The largest PCE losses and instability of perovskite solar cells (PSCs) are widely reported at the interfaces between the perovskite absorber and charge transport layers. These transport layers are crucial for facilitating the efficient extraction and transport of charge carriers. Optimization of these interfaces can consequently minimize losses and improve energy extraction, resulting in increased device efficiency and operational stability.
Enhancing efficiency and stability
A research collaboration between imec and UHasselt at Energyville, Belgium, focused on improving the two perovskite interfaces: the ‘upper’ interface (between the perovskite and the fullerene-C60 electron transport layer) and the ‘lower’ interface (between the perovskite and the NiOx-based hole transport layer).
To enhance efficiency, both interfaces were treated with an ammonium salt, specifically 2-thiopheneethylammonium chloride (TEACl). The results were compared to PSCs with untreated layers. Said treatment is expected to increase performance by creating a 2D perovskite layer at the interface.
Figure 1 – Schematic diagram of the device architecture. Arrows indicate TEACI-treated layers.
The resulting upper and dual-interface-treated perovskite solar cells exhibited suppressed nonradiative recombination, improved interfacial contact, and optimized band alignment compared to both controls. Specifically, a champion PCE of 24.3 percent was achieved for the dual-interface-treated solar cells, along with a short-circuit density of 24.5 mA/cm2, an open-circuit voltage of 1.17 V, and a fill factor of 84.6 percent.
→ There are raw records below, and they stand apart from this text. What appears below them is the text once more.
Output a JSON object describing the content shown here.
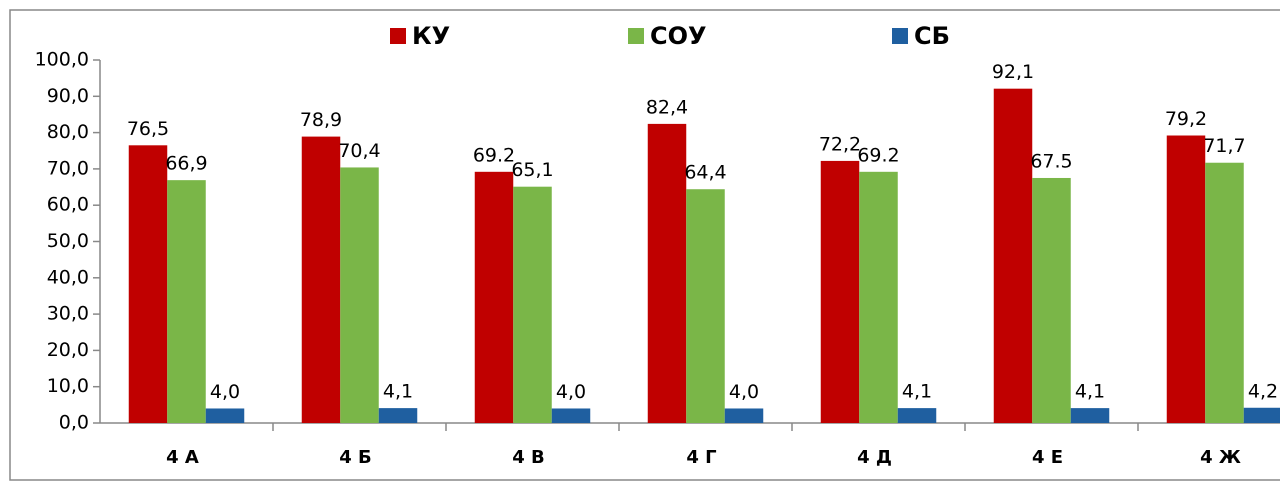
{
  "chart_data": {
    "type": "bar",
    "categories": [
      "4 А",
      "4 Б",
      "4 В",
      "4 Г",
      "4 Д",
      "4 Е",
      "4 Ж"
    ],
    "series": [
      {
        "name": "КУ",
        "color": "#c00000",
        "values": [
          76.5,
          78.9,
          69.2,
          82.4,
          72.2,
          92.1,
          79.2
        ],
        "value_labels": [
          "76,5",
          "78,9",
          "69.2",
          "82,4",
          "72,2",
          "92,1",
          "79,2"
        ]
      },
      {
        "name": "СОУ",
        "color": "#7ab648",
        "values": [
          66.9,
          70.4,
          65.1,
          64.4,
          69.2,
          67.5,
          71.7
        ],
        "value_labels": [
          "66,9",
          "70,4",
          "65,1",
          "64,4",
          "69.2",
          "67.5",
          "71,7"
        ]
      },
      {
        "name": "СБ",
        "color": "#1f5fa0",
        "values": [
          4.0,
          4.1,
          4.0,
          4.0,
          4.1,
          4.1,
          4.2
        ],
        "value_labels": [
          "4,0",
          "4,1",
          "4,0",
          "4,0",
          "4,1",
          "4,1",
          "4,2"
        ]
      }
    ],
    "ylim": [
      0,
      100
    ],
    "yticks": [
      {
        "value": 0,
        "label": "0,0"
      },
      {
        "value": 10,
        "label": "10,0"
      },
      {
        "value": 20,
        "label": "20,0"
      },
      {
        "value": 30,
        "label": "30,0"
      },
      {
        "value": 40,
        "label": "40,0"
      },
      {
        "value": 50,
        "label": "50,0"
      },
      {
        "value": 60,
        "label": "60,0"
      },
      {
        "value": 70,
        "label": "70,0"
      },
      {
        "value": 80,
        "label": "80,0"
      },
      {
        "value": 90,
        "label": "90,0"
      },
      {
        "value": 100,
        "label": "100,0"
      }
    ],
    "legend": "top",
    "grid": false
  }
}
“Besides the increase in efficiency, we also observed a remarkable stability,” stated Tom Aernouts, R&D manager of the Thin-Film Photovoltaics team. Indeed, after 1,000 hours of continuous operation under one-sun illumination, the devices showed a 97 percent retention of performance, which is among the current bests. Moreover, after 1,850 hours of aging, dual-layer-treated cells retained 88 percent of their initial performance, compared to 55% in non-treated cells. Combined, these results demonstrate extraordinary operational and thermal stability of the treated PSCs.
Upscaling to a mini-module
Next to cell-level optimizations, researchers also examined further upscaling to a mini-module with an active area of 3.63 cm2. “Our research group aims not only to develop more efficient but also scalable PSCs, paving the way for commercialization. Therefore, at the PV cell production level, materials and processes are chosen and evaluated based on these future perspectives.” A high PCE of 22.6 percent and a fill factor of 82.4 percent were maintained in the mini-module with interface treatment, indicating excellent reproducibility.
Figure 2 – Photograph of the mini-module on the glass substrate side.
The modification strategy, which resulted in highly efficient, stable, and scalable perovskite cells, provides opportunities for a wide range of compositions and other device architectures, such as tandem cells. “Since dual interface modulations have shown effectiveness in different perovskite compositions, these findings further contribute to the development of scalable and commercially viable perovskite solar cell technology,” conclude the researchers.
The findings are described in full in the article ‘Minimizing the Interface-Driven Losses in Inverted Perovskite Solar Cells and Modules,’ which can be found in ACS Energy Letters.